The first of these is “how the programme can enable micro-volunteering to support health and care priorities in a business-as-usual” context, while the second is “how the programme can operate as an emergency response service.. in a reservist-style mode that are ready and willing to step up if called upon to help in a national, regional or local emergency situation”.

Building on this, the final objective for the programme’s future is operation is how it “can continue to provide an ongoing potentially short-term crisis response that supports and retains those NHS Volunteer Responders that wish to remain active and provide ongoing immediate urgent support… while local or alternative services are being put in place, or to complement local services”.

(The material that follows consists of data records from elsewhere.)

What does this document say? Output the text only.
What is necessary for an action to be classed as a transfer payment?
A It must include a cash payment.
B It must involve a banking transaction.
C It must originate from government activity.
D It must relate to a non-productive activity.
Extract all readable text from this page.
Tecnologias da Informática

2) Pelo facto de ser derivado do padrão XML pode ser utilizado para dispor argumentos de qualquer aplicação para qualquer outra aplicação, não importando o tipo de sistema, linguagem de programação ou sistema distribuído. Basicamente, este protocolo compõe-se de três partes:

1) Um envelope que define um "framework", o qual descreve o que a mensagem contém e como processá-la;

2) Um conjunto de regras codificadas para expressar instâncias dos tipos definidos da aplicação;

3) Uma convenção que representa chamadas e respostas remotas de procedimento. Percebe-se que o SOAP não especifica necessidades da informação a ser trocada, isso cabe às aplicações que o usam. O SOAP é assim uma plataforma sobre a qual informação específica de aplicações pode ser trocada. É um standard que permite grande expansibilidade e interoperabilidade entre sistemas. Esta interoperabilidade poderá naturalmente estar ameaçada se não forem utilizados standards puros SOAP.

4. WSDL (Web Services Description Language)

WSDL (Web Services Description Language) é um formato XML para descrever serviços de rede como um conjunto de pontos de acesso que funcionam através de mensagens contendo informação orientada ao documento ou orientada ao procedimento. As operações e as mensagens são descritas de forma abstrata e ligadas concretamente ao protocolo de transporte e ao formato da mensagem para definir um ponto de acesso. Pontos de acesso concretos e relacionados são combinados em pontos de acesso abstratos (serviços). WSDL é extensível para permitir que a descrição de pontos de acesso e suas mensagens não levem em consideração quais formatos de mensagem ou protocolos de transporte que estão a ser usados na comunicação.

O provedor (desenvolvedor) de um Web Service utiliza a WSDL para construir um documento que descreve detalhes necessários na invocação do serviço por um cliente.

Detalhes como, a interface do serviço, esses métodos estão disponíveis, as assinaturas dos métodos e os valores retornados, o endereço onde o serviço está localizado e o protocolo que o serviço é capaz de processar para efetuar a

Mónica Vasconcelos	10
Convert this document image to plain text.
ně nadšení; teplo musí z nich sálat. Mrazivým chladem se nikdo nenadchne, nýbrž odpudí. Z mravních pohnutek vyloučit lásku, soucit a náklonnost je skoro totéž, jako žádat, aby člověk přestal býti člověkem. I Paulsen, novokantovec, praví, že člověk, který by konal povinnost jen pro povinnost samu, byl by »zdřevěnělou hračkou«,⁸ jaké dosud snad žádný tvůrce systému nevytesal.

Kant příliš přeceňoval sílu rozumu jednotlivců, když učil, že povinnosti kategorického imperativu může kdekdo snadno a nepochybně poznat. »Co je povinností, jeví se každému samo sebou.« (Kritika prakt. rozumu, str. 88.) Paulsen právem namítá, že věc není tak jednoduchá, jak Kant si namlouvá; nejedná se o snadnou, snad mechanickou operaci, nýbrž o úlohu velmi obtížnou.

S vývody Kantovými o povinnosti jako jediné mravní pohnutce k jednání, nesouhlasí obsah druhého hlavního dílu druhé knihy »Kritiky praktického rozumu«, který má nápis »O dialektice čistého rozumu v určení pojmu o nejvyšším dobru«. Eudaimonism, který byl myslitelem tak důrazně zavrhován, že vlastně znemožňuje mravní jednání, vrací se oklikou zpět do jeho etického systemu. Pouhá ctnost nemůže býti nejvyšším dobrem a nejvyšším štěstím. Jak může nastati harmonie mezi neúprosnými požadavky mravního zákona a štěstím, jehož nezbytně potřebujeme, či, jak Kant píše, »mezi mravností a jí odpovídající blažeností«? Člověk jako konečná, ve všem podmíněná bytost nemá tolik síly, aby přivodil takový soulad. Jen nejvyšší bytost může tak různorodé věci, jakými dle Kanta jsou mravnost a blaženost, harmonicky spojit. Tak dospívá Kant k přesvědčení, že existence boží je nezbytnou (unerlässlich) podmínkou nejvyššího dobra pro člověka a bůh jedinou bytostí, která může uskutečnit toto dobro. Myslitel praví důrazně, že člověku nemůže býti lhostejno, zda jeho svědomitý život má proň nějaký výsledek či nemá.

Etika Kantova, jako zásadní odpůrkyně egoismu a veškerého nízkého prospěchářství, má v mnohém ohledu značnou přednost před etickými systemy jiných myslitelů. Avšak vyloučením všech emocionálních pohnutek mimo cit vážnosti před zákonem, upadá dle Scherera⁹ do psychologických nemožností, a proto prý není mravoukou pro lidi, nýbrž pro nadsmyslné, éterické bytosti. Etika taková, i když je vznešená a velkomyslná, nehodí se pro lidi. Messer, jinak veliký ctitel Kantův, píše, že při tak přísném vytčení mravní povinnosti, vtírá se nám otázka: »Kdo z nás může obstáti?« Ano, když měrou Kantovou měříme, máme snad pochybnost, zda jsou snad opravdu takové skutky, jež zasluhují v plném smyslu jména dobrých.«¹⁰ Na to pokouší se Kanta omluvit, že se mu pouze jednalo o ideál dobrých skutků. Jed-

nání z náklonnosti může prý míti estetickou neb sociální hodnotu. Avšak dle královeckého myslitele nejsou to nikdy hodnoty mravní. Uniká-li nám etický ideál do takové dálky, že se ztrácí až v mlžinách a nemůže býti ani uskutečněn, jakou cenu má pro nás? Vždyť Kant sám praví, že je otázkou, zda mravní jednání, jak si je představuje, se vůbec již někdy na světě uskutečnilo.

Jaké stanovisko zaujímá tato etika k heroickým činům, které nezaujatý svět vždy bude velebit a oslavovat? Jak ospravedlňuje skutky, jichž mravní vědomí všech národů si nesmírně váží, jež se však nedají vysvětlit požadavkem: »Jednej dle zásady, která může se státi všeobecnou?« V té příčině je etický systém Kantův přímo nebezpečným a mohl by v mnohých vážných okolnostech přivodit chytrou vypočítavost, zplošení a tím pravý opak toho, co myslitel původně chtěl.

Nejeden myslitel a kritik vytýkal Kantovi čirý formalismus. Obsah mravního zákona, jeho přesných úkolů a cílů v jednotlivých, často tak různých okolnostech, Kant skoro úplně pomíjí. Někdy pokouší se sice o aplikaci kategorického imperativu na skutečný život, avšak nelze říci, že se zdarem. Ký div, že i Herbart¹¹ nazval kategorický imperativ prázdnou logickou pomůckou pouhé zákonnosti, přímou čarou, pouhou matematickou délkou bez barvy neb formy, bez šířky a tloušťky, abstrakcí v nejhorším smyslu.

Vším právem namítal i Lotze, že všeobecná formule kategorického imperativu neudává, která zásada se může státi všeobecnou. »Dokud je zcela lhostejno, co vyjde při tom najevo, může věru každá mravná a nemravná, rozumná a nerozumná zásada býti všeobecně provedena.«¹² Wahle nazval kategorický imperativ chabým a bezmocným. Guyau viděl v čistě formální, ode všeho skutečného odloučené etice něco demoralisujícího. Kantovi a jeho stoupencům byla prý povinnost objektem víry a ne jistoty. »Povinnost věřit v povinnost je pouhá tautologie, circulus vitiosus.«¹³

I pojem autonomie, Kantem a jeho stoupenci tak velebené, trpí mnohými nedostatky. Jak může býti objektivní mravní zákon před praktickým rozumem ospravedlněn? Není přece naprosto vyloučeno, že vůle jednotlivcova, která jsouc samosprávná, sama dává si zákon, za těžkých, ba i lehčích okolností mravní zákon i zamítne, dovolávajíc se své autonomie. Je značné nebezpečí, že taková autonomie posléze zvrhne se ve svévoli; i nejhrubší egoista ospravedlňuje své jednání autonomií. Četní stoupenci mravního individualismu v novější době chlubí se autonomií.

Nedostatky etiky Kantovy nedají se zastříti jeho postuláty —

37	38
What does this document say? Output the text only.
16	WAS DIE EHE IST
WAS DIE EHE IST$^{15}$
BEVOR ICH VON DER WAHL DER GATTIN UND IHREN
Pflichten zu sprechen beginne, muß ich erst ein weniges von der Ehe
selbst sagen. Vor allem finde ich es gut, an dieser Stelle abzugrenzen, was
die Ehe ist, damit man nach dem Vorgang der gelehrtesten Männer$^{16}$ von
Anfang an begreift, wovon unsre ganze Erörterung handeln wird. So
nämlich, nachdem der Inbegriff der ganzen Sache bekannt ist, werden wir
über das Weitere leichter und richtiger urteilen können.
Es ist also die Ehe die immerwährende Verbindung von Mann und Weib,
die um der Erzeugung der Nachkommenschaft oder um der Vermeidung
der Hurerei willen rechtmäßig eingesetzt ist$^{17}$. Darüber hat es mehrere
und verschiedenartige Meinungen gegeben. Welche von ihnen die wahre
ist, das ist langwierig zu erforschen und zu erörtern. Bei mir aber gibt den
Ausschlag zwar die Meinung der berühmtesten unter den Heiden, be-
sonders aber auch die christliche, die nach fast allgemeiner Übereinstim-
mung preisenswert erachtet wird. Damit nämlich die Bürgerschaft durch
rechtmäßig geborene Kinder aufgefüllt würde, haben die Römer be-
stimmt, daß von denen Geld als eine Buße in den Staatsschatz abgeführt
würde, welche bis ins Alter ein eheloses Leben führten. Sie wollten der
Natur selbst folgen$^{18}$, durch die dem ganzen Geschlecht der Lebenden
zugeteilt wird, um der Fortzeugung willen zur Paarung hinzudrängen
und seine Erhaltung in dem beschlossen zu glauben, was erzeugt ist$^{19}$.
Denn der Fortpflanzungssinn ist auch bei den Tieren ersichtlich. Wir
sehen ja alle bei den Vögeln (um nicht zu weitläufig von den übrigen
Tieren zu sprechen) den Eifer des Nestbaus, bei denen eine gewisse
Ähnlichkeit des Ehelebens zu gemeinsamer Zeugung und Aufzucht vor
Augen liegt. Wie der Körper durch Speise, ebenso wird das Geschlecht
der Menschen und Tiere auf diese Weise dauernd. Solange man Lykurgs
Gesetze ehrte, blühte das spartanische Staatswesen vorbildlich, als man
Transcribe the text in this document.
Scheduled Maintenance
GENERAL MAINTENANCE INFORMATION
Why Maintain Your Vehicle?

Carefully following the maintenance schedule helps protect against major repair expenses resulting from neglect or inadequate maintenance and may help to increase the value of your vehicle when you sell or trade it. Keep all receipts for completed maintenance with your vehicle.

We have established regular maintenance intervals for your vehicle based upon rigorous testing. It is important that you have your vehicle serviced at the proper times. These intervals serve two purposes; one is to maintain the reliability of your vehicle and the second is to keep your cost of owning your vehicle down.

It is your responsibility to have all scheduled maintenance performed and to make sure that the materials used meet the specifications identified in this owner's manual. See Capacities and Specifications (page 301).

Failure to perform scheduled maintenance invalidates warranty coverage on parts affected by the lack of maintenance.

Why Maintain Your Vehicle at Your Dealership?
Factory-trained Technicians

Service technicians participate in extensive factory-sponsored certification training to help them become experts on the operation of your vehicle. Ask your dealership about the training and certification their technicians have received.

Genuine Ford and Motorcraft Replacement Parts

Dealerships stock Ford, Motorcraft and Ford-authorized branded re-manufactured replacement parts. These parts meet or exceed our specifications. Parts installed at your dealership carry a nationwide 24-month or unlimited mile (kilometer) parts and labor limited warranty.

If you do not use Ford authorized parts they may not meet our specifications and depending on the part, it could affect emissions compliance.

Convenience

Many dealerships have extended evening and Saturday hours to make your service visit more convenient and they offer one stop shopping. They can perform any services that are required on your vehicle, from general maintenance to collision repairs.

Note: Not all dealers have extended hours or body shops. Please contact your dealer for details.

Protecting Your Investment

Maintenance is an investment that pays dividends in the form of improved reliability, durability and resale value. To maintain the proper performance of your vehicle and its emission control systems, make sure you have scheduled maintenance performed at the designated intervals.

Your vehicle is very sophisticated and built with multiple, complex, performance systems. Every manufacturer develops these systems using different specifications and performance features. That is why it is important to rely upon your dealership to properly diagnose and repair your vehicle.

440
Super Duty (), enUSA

The contract added: “We will also explore how this programme can evolve further to integrate across health and social care and it is anticipated that at some stage in the future, the Department of Health and Social Care will wish to join NHS England as co-commissioner and become party to this commissioning arrangement to enable services to be provided within social care settings. Volunteer capacity is expected to reach up to one million NHS Volunteer Responders over the life of the contract. The programme is currently maintaining a centrally managed capacity of available volunteers at around 400,000. The expansion of capacity over time will be a combination of centrally and locally managed volunteers and the required number will be managed dependent upon the level of demand for tasks.”